Role of Aspirin in Prostate Cancer Highlights the Week in Cancer News
Top news of the week in oncology.
2015 Banner Year for FDA Approvals
There were 15 new molecular entities approved for cancer indications by the FDA in 2015, representing a substantial improvement over the 9 approved in 2014. Counting new indications for already approved molecules, there were 32 cancer-related approvals in 2015 versus 19 in 2014.
This represents a huge improvement over previous years. Chief among the new molecular entities approved were panobinostat, palbociclib, elotuzumab, and daratumumab. The immune checkpoint inhibitors were responsible for boosting the overall numbers, with several approvals granted to ipilimumab, nivolumab, and pembrolizumab throughout the year, a trend that is most likely to continue into 2016. Across the board, there were 45 new molecular entities approved in 2015, which is a record for the FDA. There were 41 in 2014.
See a list of the 2015 approvals here: http://www.fda.gov/Drugs/DevelopmentApprovalProcess/DrugInnovation/ucm430302.htm
Here are a few decisions expected this month:
- Maintenance ofatumumab in CLL - January 21, 2016
- Carfilzomib Relapsed Myeloma - January 22, 2016
- Frontline nivolumab BRAF-mutant melanoma - January 23, 2016
GU Cancer Symposium
The GU Cancer Symposium officially kicked off last week.
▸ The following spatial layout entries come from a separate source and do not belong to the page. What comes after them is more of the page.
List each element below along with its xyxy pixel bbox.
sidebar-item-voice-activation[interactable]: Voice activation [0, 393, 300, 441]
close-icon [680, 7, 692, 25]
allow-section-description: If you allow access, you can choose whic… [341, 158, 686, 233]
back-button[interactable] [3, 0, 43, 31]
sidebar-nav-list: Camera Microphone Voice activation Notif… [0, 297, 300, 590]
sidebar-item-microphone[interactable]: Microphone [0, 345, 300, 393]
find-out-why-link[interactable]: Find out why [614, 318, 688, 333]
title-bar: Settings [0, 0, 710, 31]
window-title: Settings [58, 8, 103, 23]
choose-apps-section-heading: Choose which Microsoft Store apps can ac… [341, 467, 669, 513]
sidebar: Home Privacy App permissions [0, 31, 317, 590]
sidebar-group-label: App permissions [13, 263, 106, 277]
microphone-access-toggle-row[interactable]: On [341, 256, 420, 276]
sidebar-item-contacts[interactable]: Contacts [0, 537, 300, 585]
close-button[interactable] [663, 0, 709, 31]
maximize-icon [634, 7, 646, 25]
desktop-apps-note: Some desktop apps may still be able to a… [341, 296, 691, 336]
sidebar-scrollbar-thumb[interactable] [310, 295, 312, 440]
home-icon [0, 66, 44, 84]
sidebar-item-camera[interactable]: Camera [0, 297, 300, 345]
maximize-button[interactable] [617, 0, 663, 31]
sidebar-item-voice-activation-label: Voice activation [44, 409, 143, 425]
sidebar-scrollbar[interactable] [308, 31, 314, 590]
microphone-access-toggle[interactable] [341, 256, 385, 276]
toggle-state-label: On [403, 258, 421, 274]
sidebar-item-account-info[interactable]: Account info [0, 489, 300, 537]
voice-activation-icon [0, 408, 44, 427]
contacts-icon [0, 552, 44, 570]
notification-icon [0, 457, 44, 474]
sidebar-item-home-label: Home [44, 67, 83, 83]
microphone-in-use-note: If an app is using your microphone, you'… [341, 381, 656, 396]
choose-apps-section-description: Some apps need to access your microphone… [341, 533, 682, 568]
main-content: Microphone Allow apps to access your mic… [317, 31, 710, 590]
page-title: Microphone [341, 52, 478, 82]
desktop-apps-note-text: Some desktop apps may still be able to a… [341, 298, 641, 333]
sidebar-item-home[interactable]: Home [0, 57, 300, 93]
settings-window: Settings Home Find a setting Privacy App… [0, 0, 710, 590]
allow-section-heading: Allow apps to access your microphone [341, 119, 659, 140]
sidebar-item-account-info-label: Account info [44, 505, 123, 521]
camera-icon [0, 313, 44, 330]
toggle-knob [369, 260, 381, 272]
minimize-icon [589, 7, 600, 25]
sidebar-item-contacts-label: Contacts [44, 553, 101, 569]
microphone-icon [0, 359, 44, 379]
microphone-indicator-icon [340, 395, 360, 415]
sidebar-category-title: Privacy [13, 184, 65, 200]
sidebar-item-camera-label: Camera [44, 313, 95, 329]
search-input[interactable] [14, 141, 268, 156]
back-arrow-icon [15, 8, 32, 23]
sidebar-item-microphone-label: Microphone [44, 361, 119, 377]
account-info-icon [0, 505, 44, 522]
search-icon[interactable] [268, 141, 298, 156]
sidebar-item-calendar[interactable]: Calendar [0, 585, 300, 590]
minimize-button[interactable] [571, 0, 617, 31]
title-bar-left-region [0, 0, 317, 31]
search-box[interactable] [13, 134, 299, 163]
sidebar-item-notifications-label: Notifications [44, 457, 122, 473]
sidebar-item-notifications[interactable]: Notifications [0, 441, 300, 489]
At the meeting, we can expect to hear updates from the celecoxib arm of the STAMPEDE trial, new data on atezolizumab in bladder cancer, findings for a triplet of gemcitabine, cisplatin, and ipilimumab in urothelial cancer, entinostat in renal cell carcinoma, and updated findings for nivolumab in RCC. Additionally, prior to the meeting, ASCO spotlighted 3 studies:
Cabozantinib Effective Across RCC Subgroups
According to a subgroup analysis of the phase III METEOR trial, cabozantinib significantly improved progression-free survival versus everolimus in patients with renal cell carcinoma regardless of the degree of metastases, type or number of prior treatments, or patient risk status. In patients with ≥3 metastases sites, the median PFS was 7.3 months versus 3.7 months for cabozantinib versus everolimus, respectively (HR, 0.38; 0.29-0.50).
Cabozantinib reduced the risk of disease progression by 74% in patients with visceral and bone metastases (5.6 vs 1.9 months; HR, 0.26; 95% CI, 0.16-0.43). Further, the HR for PFS favored cabozantinib across metastases sites, including lung (HR, 0.47), liver (HR, 0.53), and bone (HR, 0.50). In those labeled as “poor” prognostic risk by the MSKCC scale, the benefit was 5.4 versus 3.5 months with cabozantinib versus everolimus, respectively (HR, 0.70; 95% CI, 0.42-1.16). Data from the METEOR trial were recently submitted to the FDA. A deadline should be assigned to the application with the next two months.
Observational Study Shows Potential Role for Aspirin in Prostate Cancer
Men who took regular aspirin had a 24% lower risk of developing a lethal form of prostate cancer, according to an observational study. Moreover, among men already diagnosed, those who took aspirin lowered their risk of dying from prostate cancer by 39% (HR, 0.61; 95%CI, 0.47-0.78).
After adjusting for differences in age, race, body mass index, and smoking status, men without prostate cancer who took aspirin regularly had a 24% lower risk of developing the disease (HR, 0.76; 95% CI, 0.62-0.93). However, regular aspirin use before diagnosis did not confer a measurable benefit for the prevention of overall, high-grade, or locally advanced prostate cancer.
CTC Test Predicts Androgen Therapy Sensitivity
A circulating tumor cell blood test could help detect which patients with prostate cancer are most likely to be resistant to hormonal therapy, according to a study that assessed 221 blood samples from patients with metastatic castration-resistant prostate cancer. Overall, those with higher heterogeneity scores, by single-cell morphology and protein and genomic characterization, did not respond well to hormonal therapies compared with patients who had a low heterogeneity score.
Those with a high score had a shorter median progression-free survival (5 months versus 17 months) and overall survival (9 months versus not reached) compared with the patients with low scores. In contrast, heterogeneity scores were not associated with taxane resistance, suggesting those with higher scores could be candidates for chemotherapy versus androgen therapy.